The forecast in meningiomes has traditionally been based on histopathological classification, which has inherent restrictions, including the variability of the interobs server, the intratumoral heterogeneity and inconsistent correlation with clinical behavior. While molecular profil creation improves diagnostic precision and risk stratification, it is not yet routinely used in clinical practice.

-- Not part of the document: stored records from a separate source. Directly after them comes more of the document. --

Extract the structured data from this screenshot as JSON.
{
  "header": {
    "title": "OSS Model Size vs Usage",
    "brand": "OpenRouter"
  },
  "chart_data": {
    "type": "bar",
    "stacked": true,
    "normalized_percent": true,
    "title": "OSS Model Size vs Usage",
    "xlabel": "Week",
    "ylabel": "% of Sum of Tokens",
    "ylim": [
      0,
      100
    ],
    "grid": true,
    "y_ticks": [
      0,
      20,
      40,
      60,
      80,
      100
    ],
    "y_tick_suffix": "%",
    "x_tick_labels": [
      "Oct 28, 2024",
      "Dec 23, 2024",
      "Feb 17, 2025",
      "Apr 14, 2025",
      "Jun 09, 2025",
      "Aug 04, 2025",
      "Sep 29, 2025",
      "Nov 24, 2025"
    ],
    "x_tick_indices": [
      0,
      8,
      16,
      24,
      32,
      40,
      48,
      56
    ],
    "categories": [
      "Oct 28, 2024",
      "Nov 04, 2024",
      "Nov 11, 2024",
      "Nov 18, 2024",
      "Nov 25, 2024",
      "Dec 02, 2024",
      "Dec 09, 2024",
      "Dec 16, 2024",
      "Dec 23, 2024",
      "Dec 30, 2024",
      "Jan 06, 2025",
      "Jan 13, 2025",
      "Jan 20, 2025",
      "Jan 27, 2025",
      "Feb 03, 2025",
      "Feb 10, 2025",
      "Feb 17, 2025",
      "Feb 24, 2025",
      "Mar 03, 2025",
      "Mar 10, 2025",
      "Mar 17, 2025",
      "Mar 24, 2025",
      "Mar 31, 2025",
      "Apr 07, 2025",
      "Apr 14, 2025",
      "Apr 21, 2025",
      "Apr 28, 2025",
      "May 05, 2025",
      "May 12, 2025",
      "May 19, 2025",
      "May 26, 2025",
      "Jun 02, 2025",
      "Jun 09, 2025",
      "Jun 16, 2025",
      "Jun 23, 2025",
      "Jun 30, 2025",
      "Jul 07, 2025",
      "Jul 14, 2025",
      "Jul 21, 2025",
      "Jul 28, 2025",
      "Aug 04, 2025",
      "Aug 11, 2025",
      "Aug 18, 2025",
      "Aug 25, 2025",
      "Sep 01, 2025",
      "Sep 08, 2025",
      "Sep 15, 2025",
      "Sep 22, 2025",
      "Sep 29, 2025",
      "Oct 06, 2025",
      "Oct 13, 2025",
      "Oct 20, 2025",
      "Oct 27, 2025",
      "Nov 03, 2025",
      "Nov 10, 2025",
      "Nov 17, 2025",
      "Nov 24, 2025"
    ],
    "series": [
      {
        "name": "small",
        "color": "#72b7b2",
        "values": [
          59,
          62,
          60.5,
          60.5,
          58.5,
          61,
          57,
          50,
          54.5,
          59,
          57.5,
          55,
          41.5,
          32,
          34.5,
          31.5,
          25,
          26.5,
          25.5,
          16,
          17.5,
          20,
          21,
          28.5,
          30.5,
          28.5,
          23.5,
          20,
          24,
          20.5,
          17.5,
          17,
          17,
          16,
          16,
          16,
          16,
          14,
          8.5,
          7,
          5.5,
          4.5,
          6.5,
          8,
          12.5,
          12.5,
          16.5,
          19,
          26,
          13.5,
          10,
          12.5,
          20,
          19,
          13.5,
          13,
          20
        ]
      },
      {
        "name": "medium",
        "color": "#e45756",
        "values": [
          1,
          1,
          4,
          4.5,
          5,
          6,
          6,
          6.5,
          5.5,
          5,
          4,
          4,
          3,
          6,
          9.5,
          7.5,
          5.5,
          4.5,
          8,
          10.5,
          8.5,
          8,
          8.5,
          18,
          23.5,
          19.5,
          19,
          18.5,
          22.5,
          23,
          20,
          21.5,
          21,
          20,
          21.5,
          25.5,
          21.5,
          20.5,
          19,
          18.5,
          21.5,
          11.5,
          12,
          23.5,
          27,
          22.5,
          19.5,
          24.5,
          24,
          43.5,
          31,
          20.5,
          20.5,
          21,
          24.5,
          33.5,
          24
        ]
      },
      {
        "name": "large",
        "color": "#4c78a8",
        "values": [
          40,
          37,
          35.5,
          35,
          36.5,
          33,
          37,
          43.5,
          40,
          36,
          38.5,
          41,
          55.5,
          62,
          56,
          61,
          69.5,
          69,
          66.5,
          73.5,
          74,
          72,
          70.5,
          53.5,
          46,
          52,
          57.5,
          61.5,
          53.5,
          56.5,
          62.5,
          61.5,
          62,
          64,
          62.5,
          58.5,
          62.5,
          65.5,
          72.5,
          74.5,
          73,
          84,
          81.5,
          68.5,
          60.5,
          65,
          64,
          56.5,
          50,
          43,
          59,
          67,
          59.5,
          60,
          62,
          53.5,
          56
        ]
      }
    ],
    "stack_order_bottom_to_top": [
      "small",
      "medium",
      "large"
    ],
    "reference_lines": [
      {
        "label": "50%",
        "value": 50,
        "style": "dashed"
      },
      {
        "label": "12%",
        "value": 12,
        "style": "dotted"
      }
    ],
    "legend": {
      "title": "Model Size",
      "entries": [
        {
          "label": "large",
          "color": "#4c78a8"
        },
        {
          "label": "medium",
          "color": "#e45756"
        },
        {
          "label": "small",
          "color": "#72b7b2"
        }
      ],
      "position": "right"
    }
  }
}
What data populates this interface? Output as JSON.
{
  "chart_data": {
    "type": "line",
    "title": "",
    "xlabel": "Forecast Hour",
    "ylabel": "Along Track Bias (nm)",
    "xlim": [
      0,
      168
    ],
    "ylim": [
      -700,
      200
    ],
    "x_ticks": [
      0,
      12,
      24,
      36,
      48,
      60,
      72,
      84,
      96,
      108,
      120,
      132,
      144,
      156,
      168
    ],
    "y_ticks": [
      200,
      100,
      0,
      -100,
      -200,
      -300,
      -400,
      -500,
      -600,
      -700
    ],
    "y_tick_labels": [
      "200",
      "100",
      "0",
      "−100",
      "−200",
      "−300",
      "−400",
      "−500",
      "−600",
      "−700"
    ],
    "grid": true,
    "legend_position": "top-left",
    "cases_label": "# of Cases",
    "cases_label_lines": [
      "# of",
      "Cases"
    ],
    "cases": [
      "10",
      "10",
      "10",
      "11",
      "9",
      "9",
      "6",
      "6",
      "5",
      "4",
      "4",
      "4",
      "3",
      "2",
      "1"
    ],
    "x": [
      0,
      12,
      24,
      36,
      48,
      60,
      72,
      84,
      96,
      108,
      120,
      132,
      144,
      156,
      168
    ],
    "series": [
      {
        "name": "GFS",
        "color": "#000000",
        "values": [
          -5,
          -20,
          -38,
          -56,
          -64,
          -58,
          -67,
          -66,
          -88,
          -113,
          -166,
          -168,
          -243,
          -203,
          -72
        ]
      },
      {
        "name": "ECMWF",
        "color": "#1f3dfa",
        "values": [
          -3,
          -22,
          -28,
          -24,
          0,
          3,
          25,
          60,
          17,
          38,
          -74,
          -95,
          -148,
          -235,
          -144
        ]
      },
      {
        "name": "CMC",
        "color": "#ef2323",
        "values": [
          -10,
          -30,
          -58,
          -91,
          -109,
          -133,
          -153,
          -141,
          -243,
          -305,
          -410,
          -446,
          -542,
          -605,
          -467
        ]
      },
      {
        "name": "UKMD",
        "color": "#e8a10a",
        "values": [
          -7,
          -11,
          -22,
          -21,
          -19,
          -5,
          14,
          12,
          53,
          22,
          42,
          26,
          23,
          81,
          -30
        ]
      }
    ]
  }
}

So far, no molecular data on meningiomes from our country have been published. This study aims to take this gap into account by characterizing the molecular landscape of meningiomes at our institution and taking insights from the latest Cimpact now updates.

Methods:

We analyzed retrospectively consecutive 131 meningiomes, which were subjected to molecular sequencing between 2021 and 2023. Tumors were classified according to the latest WHO criteria. The sequencing of the next generation (NGS) was carried out using the OnComine Comprehensive Assay, a targeted panel for solid tumors. The molecular findings correlated with clinical pathological parameters.

Results:

The cohort comprised 84 women and 47 men (average age: 51 years; area: 2-79). The tumor points included cerebral convexity (45.8%), the skull base (38.2%), the rear fossa (3.1%) and the spine (5.3%), with 7.6%multifocal being. CNS, the tumors of grade 2 were most common (58%), followed by grade 1 (35%) and degrees 3 (7%). NF2 Changes (35%) were the most common and performed more frequently in all classes in classes 2 and 3, and the WHO degree (p = 0.002) were significantly associated with the tumor location: NF2 Changes threatened to convex and spine, while Trakl's mutations (mutations (TransformerPresent Act1Present KLF4Present We) were enriched in deep skull base tumors. Homozygot with high risk CDKN2A/B The deletions were unexpectedly identified in a tumor of 3 degrees 3 with hemonygic deletions in three tumors of 2 degrees 2.

Diploma:

This study offers regional insights into the molecular landscape of meningiomes in our population. While the routine molecular profil creation increases added value for classification and forecast, wider implementation can be restricted by cost and panel cover restrictions.